8.Create a mantra and mental cues– This is a big one for me. I believe the value of a great mantra or specific mental cues can’t be overstated. The best ones are short, specific, and memorable. The difference between a mantra and a mental cue is that a mantra focuses more on experience and emotion, while a mental cue is instructional.

Typically, I select a different mantra for each race and have mental cues I use for each discipline. For example, during the swim, I need to think, “Push to glide,” so I will shorten up my hand entry instead of reaching too far out over the water. I have a tendency to get distracted on the bike, so I might use something simple like, “Refocus on the numbers,” as a reminder to check my power, heart rate, and RPE. For the run, I need to pay attention to my breathing and be patient at the start so I don’t go out too hot. I might use something like, “Deep breaths, patience.”

A mantra might be something like, “You’ve got this” or “Go for it,” if you need a reminder of your strength and provide inspiration. If you’re feeling anxious, “One step at a time,” might remind you to stay in the moment so you don’t get overwhelmed. Basically, think about whatever feeling you’re trying to achieve and then craft your mantra and mental cues to accomplish that purpose. 

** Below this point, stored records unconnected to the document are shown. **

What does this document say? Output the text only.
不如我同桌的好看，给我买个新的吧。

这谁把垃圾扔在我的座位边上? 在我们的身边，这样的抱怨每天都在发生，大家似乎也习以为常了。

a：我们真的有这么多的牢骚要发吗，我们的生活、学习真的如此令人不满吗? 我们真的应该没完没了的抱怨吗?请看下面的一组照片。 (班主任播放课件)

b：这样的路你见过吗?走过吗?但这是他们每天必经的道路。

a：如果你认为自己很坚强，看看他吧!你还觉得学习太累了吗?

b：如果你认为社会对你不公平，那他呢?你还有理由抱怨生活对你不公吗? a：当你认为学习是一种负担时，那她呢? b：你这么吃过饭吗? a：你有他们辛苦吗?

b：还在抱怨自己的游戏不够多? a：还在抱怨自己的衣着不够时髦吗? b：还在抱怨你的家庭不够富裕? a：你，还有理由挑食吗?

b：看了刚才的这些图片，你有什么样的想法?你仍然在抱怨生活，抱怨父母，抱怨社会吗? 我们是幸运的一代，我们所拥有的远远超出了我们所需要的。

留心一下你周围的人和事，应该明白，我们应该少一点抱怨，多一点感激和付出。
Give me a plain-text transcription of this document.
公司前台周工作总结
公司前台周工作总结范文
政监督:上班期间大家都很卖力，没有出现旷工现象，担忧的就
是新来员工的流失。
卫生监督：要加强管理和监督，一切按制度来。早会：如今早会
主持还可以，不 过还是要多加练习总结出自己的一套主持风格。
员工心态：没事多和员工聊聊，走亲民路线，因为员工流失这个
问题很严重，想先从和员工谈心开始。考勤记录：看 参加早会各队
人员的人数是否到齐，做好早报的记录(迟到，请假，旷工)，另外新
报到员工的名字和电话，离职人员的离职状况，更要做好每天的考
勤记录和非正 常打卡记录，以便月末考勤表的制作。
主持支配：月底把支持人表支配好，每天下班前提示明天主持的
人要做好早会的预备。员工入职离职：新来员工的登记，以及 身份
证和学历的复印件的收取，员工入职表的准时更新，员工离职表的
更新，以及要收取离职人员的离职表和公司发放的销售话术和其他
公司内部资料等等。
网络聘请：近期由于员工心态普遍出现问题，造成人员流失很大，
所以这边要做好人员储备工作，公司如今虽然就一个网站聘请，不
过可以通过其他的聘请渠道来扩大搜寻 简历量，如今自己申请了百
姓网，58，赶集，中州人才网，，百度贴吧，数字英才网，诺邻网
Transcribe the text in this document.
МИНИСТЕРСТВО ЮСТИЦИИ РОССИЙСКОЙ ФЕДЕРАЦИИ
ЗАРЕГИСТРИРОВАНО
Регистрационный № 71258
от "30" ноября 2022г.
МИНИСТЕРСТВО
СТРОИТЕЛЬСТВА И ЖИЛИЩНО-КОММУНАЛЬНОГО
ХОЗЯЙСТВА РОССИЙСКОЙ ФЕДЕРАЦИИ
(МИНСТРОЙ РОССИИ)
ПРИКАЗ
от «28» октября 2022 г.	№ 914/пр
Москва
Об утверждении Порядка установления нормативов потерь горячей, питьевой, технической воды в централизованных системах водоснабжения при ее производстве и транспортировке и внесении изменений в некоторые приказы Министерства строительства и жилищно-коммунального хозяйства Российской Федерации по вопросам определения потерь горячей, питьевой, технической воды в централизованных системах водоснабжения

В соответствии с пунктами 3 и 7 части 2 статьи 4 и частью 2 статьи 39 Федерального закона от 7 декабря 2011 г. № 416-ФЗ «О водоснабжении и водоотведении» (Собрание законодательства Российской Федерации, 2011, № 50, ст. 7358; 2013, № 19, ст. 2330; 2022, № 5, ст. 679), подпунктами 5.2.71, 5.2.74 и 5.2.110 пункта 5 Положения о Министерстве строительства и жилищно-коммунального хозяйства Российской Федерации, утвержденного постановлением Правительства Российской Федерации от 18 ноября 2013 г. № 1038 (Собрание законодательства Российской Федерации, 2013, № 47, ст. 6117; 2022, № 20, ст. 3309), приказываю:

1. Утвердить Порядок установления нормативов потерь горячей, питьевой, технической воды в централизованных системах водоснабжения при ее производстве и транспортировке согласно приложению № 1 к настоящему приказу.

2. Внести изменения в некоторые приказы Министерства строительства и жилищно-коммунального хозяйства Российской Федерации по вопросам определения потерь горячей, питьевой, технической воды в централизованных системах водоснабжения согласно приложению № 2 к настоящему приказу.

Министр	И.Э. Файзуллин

A male and female in transition of a triathlon

9.Plan your pre-race dinner and breakfast– We typically cook the night before a race for a few reasons. First, we have control over what we’re eating. Second, we can make sure the meal is something our stomachs are used to. For example, prior to Ironman Florida last year, I ate baked chicken with garlic mashed potatoes and chicken noodle soup. Fairly bland with a good mix of protein, carbs, and salt. Although it’s fun to eat at restaurants when you’re out of town, we save that for the post-race celebration. 

We also like staying at an Airbnb, so we can cook breakfast on race morning. Sometimes, we have scrambled eggs with a buttered bagel or waffles with light syrup.

10.Make a race morning plan– The last thing we do is make a plan for race morning. We look at what time transition opens and closes and then decide how much time we need to set up transition, do a pre-race run, get in our wetsuits, and be at the swim start to get the position we want. Once that’s decided, we back track to determine when we need to get up in the morning to have time to eat breakfast, make nutrition bottles, drive to the race, and park.

There’s nothing worse than rushing around on race morning. We typically plan for an hour once we’re at the race to get transition set up, do any pre-race prep, and get down to the swim start. 

Race week is an exciting time, but it can also be filled with a lot of stress and anxiety if you haven’t properly prepared. Hopefully, this checklist of 10 essential steps will help you ahead of your next race!